Word to the Wise(?)

Dear President Obama:

I’m taking the liberty of contacting you with respect to your recent mispronunciation of the term “corpsman” in your state-of-the-union address, preferring instead to use the perfectly justifiable, phonetic “corpse-man” version, as any well-educated third-grader would also prefer. I’m sure you knew what you were doing and had a purpose for that particular pronunciation (English can be bothersome at times!), but on the very slight chance you simply goofed I’m offering you the services of the Institute for Modifying All Government Entities, known around Washington as simply IMAGE, of which I’m the CEO.

IMAGE has a record of serving elected officials for many years in many ways, helping them to reconfigure their various personae into ones that are more attractive and, more importantly, more believable. Former president Bush was offered IMAGE’s services when he mispronounced the term “nuclear” on a regular basis, but he declined, simply explaining that he did so on purpose because it made the pundits on CNN, MSNBC, ABC, CBS, and NBC (collective propaganda arm of the Democrat Party) froth at the mouth on camera when commenting on his speeches, to which they rarely listened, actually. He performed his “Texas swagger” for the same reason, though he regretted that Vladimir Putin threw his hip out of joint trying to imitate it, although to his knowledge neither his speech nor swagger ever made MSNBC’s Chris Matthews’ leg tingle.

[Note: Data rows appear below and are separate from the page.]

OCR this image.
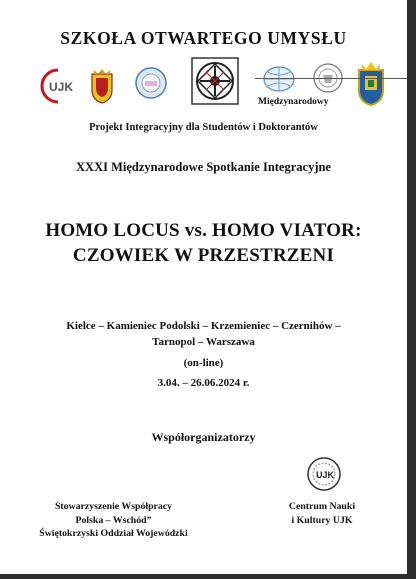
SZKOŁA OTWARTEGO UMYSŁU
UJK
Międzynarodowy
Projekt Integracyjny dla Studentów i Doktorantów
XXXI Międzynarodowe Spotkanie Integracyjne
HOMO LOCUS vs. HOMO VIATOR:
CZOWIEK W PRZESTRZENI
Kielce – Kamieniec Podolski – Krzemieniec – Czernihów –
Tarnopol – Warszawa
(on-line)
3.04. – 26.06.2024 r.
Współorganizatorzy
UJK
Stowarzyszenie Współpracy
Polska – Wschód”
Świętokrzyski Oddział Wojewódzki
Centrum Nauki
i Kultury UJK
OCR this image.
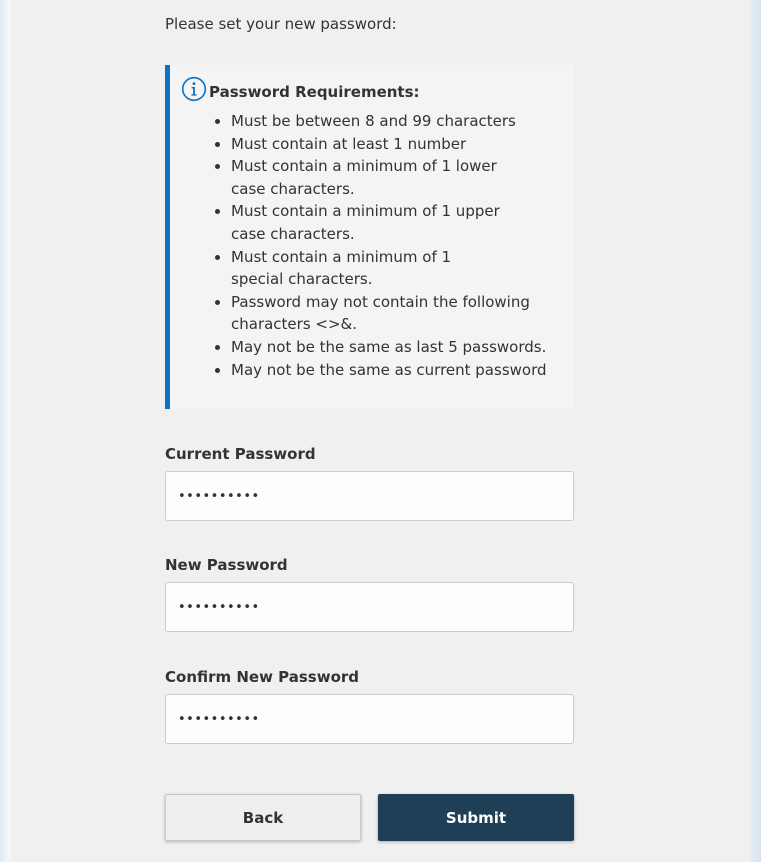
Please set your new password:
Password Requirements:
• Must be between 8 and 99 characters
• Must contain at least 1 number
• Must contain a minimum of 1 lower
case characters.
• Must contain a minimum of 1 upper
case characters.
• Must contain a minimum of 1
special characters.
• Password may not contain the following
characters <>&.
• May not be the same as last 5 passwords.
• May not be the same as current password
Current Password
••••••••••
New Password
••••••••••
Confirm New Password
••••••••••
Back	Submit
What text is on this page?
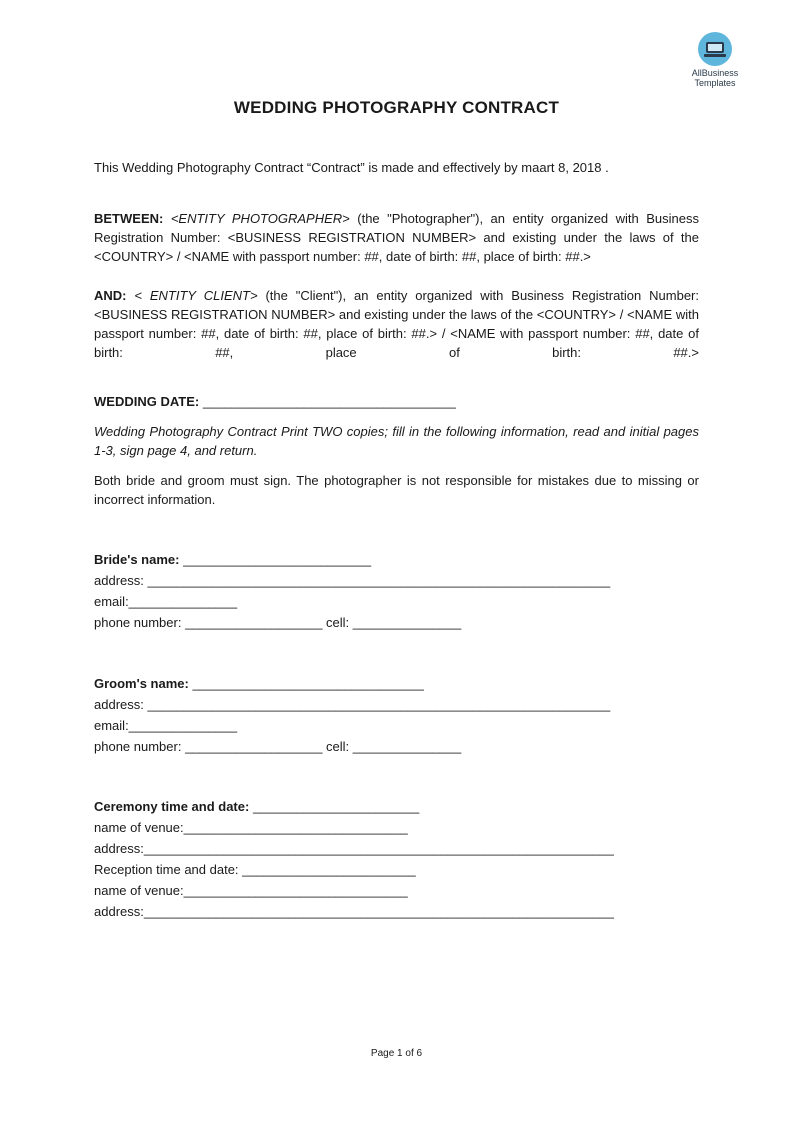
AllBusiness
Templates
WEDDING PHOTOGRAPHY CONTRACT
This Wedding Photography Contract “Contract” is made and effectively by maart 8, 2018 .
BETWEEN: <ENTITY PHOTOGRAPHER> (the "Photographer"), an entity organized with Business Registration Number: <BUSINESS REGISTRATION NUMBER> and existing under the laws of the <COUNTRY> / <NAME with passport number: ##, date of birth: ##, place of birth: ##.>
AND: < ENTITY CLIENT> (the "Client"), an entity organized with Business Registration Number: <BUSINESS REGISTRATION NUMBER> and existing under the laws of the <COUNTRY> / <NAME with passport number: ##, date of birth: ##, place of birth: ##.> / <NAME with passport number: ##, date of birth: ##, place of birth: ##.>
WEDDING DATE: ___________________________________
Wedding Photography Contract Print TWO copies; fill in the following information, read and initial pages 1-3, sign page 4, and return.
Both bride and groom must sign. The photographer is not responsible for mistakes due to missing or incorrect information.
Bride's name: __________________________
address: ________________________________________________________________
email:_______________
phone number: ___________________ cell: _______________
Groom's name: ________________________________
address: ________________________________________________________________
email:_______________
phone number: ___________________ cell: _______________
Ceremony time and date: _______________________
name of venue:_______________________________
address:_________________________________________________________________
Reception time and date: ________________________
name of venue:_______________________________
address:_________________________________________________________________
Page 1 of 6
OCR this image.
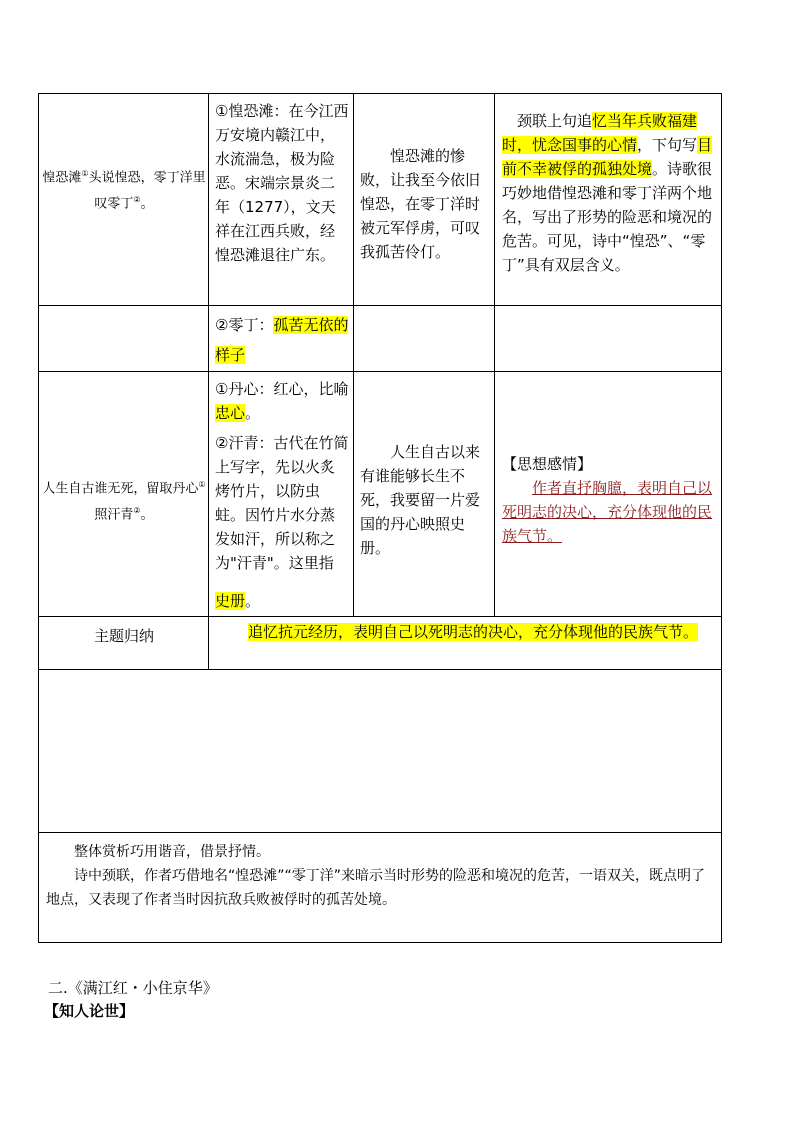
惶恐滩①头说惶恐，零丁洋里叹零丁②。
①惶恐滩：在今江西万安境内赣江中，水流湍急，极为险恶。宋端宗景炎二年（1277），文天祥在江西兵败，经惶恐滩退往广东。
惶恐滩的惨败，让我至今依旧惶恐，在零丁洋时被元军俘虏，可叹我孤苦伶仃。
颈联上句追忆当年兵败福建时，忧念国事的心情，下句写目前不幸被俘的孤独处境。诗歌很巧妙地借惶恐滩和零丁洋两个地名，写出了形势的险恶和境况的危苦。可见，诗中“惶恐”、“零丁”具有双层含义。
②零丁：孤苦无依的样子
人生自古谁无死，留取丹心①照汗青②。
①丹心：红心，比喻忠心。
②汗青：古代在竹简上写字，先以火炙烤竹片，以防虫蛀。因竹片水分蒸发如汗，所以称之为"汗青"。这里指
史册。
人生自古以来有谁能够长生不死，我要留一片爱国的丹心映照史册。
【思想感情】
作者直抒胸臆，表明自己以死明志的决心，充分体现他的民族气节。
主题归纳	追忆抗元经历，表明自己以死明志的决心，充分体现他的民族气节。
整体赏析巧用谐音，借景抒情。
诗中颈联，作者巧借地名“惶恐滩”“零丁洋”来暗示当时形势的险恶和境况的危苦，一语双关，既点明了地点，又表现了作者当时因抗敌兵败被俘时的孤苦处境。
二.《满江红・小住京华》
【知人论世】
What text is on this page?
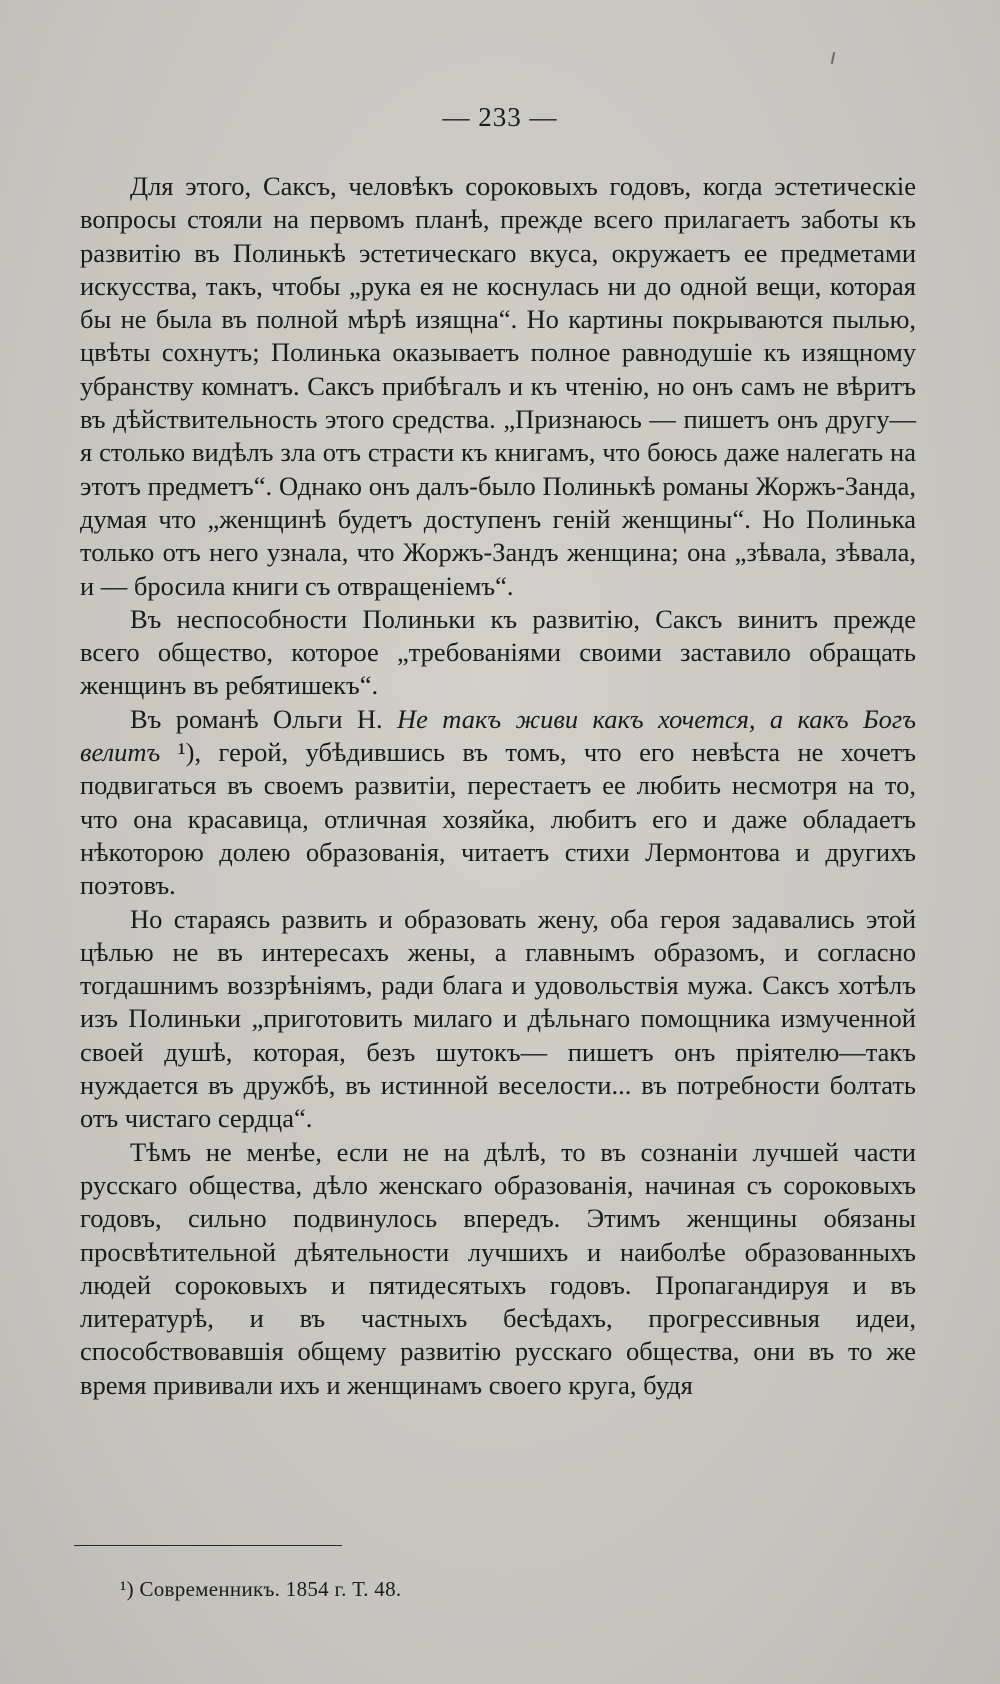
— 233 —

Для этого, Саксъ, человѣкъ сороковыхъ годовъ, когда эстетическіе вопросы стояли на первомъ планѣ, прежде всего прилагаетъ заботы къ развитію въ Полинькѣ эстетическаго вкуса, окружаетъ ее предметами искусства, такъ, чтобы „рука ея не коснулась ни до одной вещи, которая бы не была въ полной мѣрѣ изящна“. Но картины покрываются пылью, цвѣты сохнутъ; Полинька оказываетъ полное равнодушіе къ изящному убранству комнатъ. Саксъ прибѣгалъ и къ чтенію, но онъ самъ не вѣритъ въ дѣйствительность этого средства. „Признаюсь — пишетъ онъ другу—я столько видѣлъ зла отъ страсти къ книгамъ, что боюсь даже налегать на этотъ предметъ“. Однако онъ далъ-было Полинькѣ романы Жоржъ-Занда, думая что „женщинѣ будетъ доступенъ геній женщины“. Но Полинька только отъ него узнала, что Жоржъ-Зандъ женщина; она „зѣвала, зѣвала, и — бросила книги съ отвращеніемъ“.

Въ неспособности Полиньки къ развитію, Саксъ винитъ прежде всего общество, которое „требованіями своими заставило обращать женщинъ въ ребятишекъ“.

Въ романѣ Ольги Н. Не такъ живи какъ хочется, а какъ Богъ велитъ ¹), герой, убѣдившись въ томъ, что его невѣста не хочетъ подвигаться въ своемъ развитіи, перестаетъ ее любить несмотря на то, что она красавица, отличная хозяйка, любитъ его и даже обладаетъ нѣкоторою долею образованія, читаетъ стихи Лермонтова и другихъ поэтовъ.

Но стараясь развить и образовать жену, оба героя задавались этой цѣлью не въ интересахъ жены, а главнымъ образомъ, и согласно тогдашнимъ воззрѣніямъ, ради блага и удовольствія мужа. Саксъ хотѣлъ изъ Полиньки „приготовить милаго и дѣльнаго помощника измученной своей душѣ, которая, безъ шутокъ— пишетъ онъ пріятелю—такъ нуждается въ дружбѣ, въ истинной веселости... въ потребности болтать отъ чистаго сердца“.

Тѣмъ не менѣе, если не на дѣлѣ, то въ сознаніи лучшей части русскаго общества, дѣло женскаго образованія, начиная съ сороковыхъ годовъ, сильно подвинулось впередъ. Этимъ женщины обязаны просвѣтительной дѣятельности лучшихъ и наиболѣе образованныхъ людей сороковыхъ и пятидесятыхъ годовъ. Пропагандируя и въ литературѣ, и въ частныхъ бесѣдахъ, прогрессивныя идеи, способствовавшія общему развитію русскаго общества, они въ то же время прививали ихъ и женщинамъ своего круга, будя

¹) Современникъ. 1854 г. Т. 48.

The IMAGE bureau that would help you is named the Conference On Reconfiguring Presidential Semantic Errors, or CORPSE, for short. CORPSE would fashion for you a perfectly valid reason for your phonetic approach to speech, noting the history behind the nation’s halcyon days of top-flight education, when phonetics was important in teaching grade-schoolers how to both read and speak. A product of a later time, you could simply say that you made a sacrifice word-wise so that school pooh-bahs would get the message. Or, you could say that in your grade-school days in Indonesia you were not required to understand navy verbiage, and that in your high school days in Hawaii the term “corpse” was used on signs at beaches to warn surfers about the sharks; consequently, you felt the need to repeat that warning as a public service…maybe even referring to those nasty, insensitive republicans (little joke there).

Since your use of the term “corpse-man” involved one basic part of speech – the noun – the arm of IMAGE known as the Management of Adjectives and Nouns, obviously known simply as MAN, could help you or perhaps your speech-writers, since you used the noun “corpse” as an adjective to modify another noun, “man.” This is a no-no, as any fourth-grader would tell you. Applying MAN to the overall program would give you the tandem of CORPSE-MAN, in other words a feature to help you reconfigure your use of adjectives and nouns so that those vultures at Fox News would stop lampooning your teleprompters, not to mention most fourth-graders.

I’m sure you understand that the term “corpse-man” was gender-discriminatory, most likely because the ladies at the National Organization of Women have probably already been on your case. The rumor is that the NOW head honcho actually sent Rahm Emanuel a dead fish, blaming him for your teleprompter’s miscue, though she had to apologize to PETA and SPCA for such an insensitive fish-treatment.

One of our latest clients is Homeland Security chief Janet Napolitano, who also called attention to this rather obvious but just as obviously avoidable gaff by Emanuel or whoever handles the teleprompter operation, maybe Robert Gibbs, whom IMAGE has taught the proper use of the term “uh,” which I’m sure you notice he uses often. Ms. Napolitano reminded me that she introduced the term “man-caused disaster” to be used instead of terrorism, thus shifting all blame for mankind’s ills onto men, where it belongs.

As a result, IMAGE has put into operation a new department known as the Watchdog Overseeing Masculine Authority Nullification, or WOMAN, by its acronym. WOMAN will help you to avoid all references in your speeches that smack of gender-insensitivity or anti-diversity or homophobia or lack of appreciation for multiculturalism and cat-lovers. It would have prevented you last year, for instance, from characterizing Boston policemen as acting stupidly and being forced to bring that white cop down for a beer out in the garden. SCOTUS associate justice Sotomayor tried the same deal as Napolitano when she ruled that black firefighters should be promoted because of who they are, not what they know. That backfired in the SCOTUS, of course, so we have to be careful as to how far we can go with male nullification (little disclaimer there).

In any case, you can see how IMAGE can help you through the use of both CORPSE-MAN and CORPSE-WOMAN. It will help your teleprompter crew (phonetic pronunciations also available) or even yourself, assuming you may write your own remarks at times, to avoid the pitfalls associated with public comments. I hope to hear from you soon.